Staatsrecht en strafrecht
Mommsen is ook de auteur van het Römisches Staatsrecht (1871-1888) en Römisches Strafrecht (1899), boeken die in feite nog steeds staan als een huis. Helemáál onomstreden was dit werk overigens niet, getuige de anekdote dat de auteur zich bij een bezoek aan München eens niet kon legitimeren, waarop een welwillende ambtenaar besloot dat de beroemde geleerde kon bewijzen wie hij was door wat vragen te beantwoorden over het Romeinse Recht (dat tot 1900 in Duitsland rechtskracht had en dat ambtenaren dus kenden). De ambtenaar vroeg dus aan de burger voor het loket wat definities, luisterde toe, en constateerde dat een van de antwoorden onjuist was.

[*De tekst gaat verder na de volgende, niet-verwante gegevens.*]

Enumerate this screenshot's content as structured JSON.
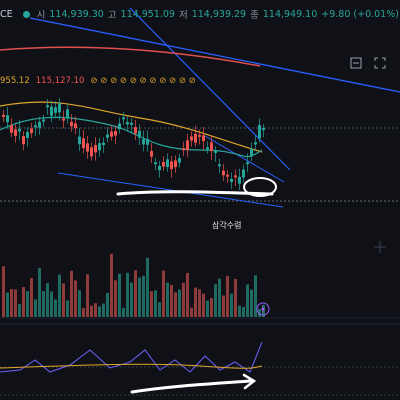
{
  "header": {
    "symbol": "CE",
    "open_label": "시",
    "open_value": "114,939.30",
    "high_label": "고",
    "high_value": "114,951.09",
    "low_label": "저",
    "low_value": "114,939.29",
    "close_label": "종",
    "close_value": "114,949.10",
    "change": "+9.80 (+0.01%)"
  },
  "indicators": {
    "ma_value_1": "955.12",
    "ma_value_2": "115,127.10"
  },
  "annotation": {
    "label": "삼각수렴"
  },
  "colors": {
    "background": "#0f1117",
    "up": "#26a69a",
    "down": "#ef5350",
    "ma_short": "#26a69a",
    "ma_long": "#e0a52b",
    "trendline": "#2962ff",
    "volume_up": "#1f6b62",
    "volume_down": "#8d3b3b",
    "rsi": "#6c63ff"
  },
  "icons": [
    "settings-icon",
    "expand-icon",
    "eye-icon",
    "lightning-icon",
    "gear-icon"
  ]
}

“Maar het geeft niet. Dit bewijst dat u Herr Professor Mommsen bent, want hij is de enige die deze opvatting verdedigt.”
Huwelijk en Nobelprijs
In 1854, toen hij eenenveertig jaar oud was, trouwde hij met Marie Reimer. Het lijkt een gelukkig huwelijk te zijn geweest – het gezin zou althans bestaan uit zestien kinderen. Hun dochter Marie zou trouwen met de invloedrijke classicus Ulrich von Wilamowitz-Moellendorff; hun zoon Ernst trouwde met Clara Weber, de zuster van Mommsens beroemdste leerling, Max Weber. De historici Wilhelm, Theodor Ernst en Wolfgang A. Mommsen zijn kleinzoons en Hans en Wolfgang J. Mommsen zijn achterkleinzoons van Theodor en Marie.

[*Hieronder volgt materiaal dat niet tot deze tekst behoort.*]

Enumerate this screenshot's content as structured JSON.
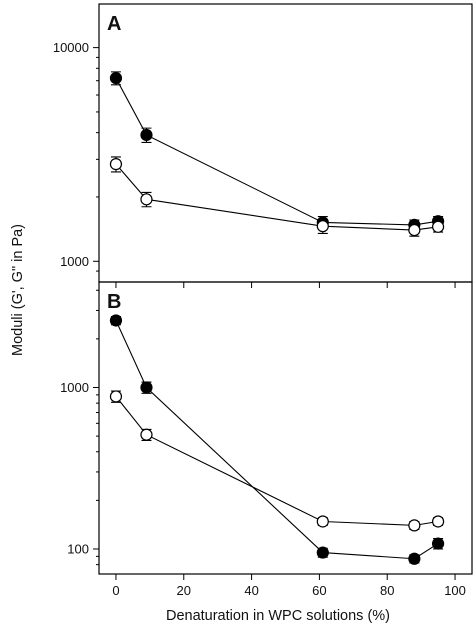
{
  "chart_data": [
    {
      "panel": "A",
      "type": "line",
      "yscale": "log",
      "ylim": [
        800,
        16000
      ],
      "xlim": [
        -5,
        105
      ],
      "x_ticks": [
        0,
        20,
        40,
        60,
        80,
        100
      ],
      "y_ticks": [
        1000,
        10000
      ],
      "y_tick_labels": [
        "1000",
        "10000"
      ],
      "series": [
        {
          "marker": "filled-circle",
          "color": "#000000",
          "x": [
            0,
            9,
            61,
            88,
            95
          ],
          "y": [
            7200,
            3900,
            1520,
            1480,
            1540
          ],
          "err": [
            500,
            300,
            100,
            80,
            80
          ]
        },
        {
          "marker": "open-circle",
          "color": "#000000",
          "x": [
            0,
            9,
            61,
            88,
            95
          ],
          "y": [
            2850,
            1950,
            1460,
            1400,
            1450
          ],
          "err": [
            230,
            150,
            110,
            90,
            80
          ]
        }
      ]
    },
    {
      "panel": "B",
      "type": "line",
      "yscale": "log",
      "ylim": [
        70,
        4500
      ],
      "xlim": [
        -5,
        105
      ],
      "x_ticks": [
        0,
        20,
        40,
        60,
        80,
        100
      ],
      "x_tick_labels": [
        "0",
        "20",
        "40",
        "60",
        "80",
        "100"
      ],
      "y_ticks": [
        100,
        1000
      ],
      "y_tick_labels": [
        "100",
        "1000"
      ],
      "series": [
        {
          "marker": "filled-circle",
          "color": "#000000",
          "x": [
            0,
            9,
            61,
            88,
            95
          ],
          "y": [
            2600,
            1000,
            95,
            87,
            108
          ],
          "err": [
            150,
            80,
            6,
            5,
            8
          ]
        },
        {
          "marker": "open-circle",
          "color": "#000000",
          "x": [
            0,
            9,
            61,
            88,
            95
          ],
          "y": [
            880,
            510,
            148,
            140,
            148
          ],
          "err": [
            70,
            40,
            8,
            8,
            8
          ]
        }
      ]
    }
  ],
  "labels": {
    "panel_a": "A",
    "panel_b": "B",
    "xlabel": "Denaturation in WPC solutions (%)",
    "ylabel": "Moduli (G', G\" in Pa)"
  }
}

In 1902 kreeg Theodor Mommsen de Nobelprijs voor de literatuur. Je hoeft niet meer dan het eerste hoofdstuk van de Römische Geschichte te lezen om te weten waarom. Dat boek is echter niet zijn blijvende erfenis. Het is sterk verouderd, en was dat eigenlijk al bij verschijning. Belangrijker zijn het Corpus Inscriptionum Latinarum en zijn publicaties over het Romeins Recht. Mommsen overleed een jaar nadat hij de Nobelprijs in ontvangst had genomen.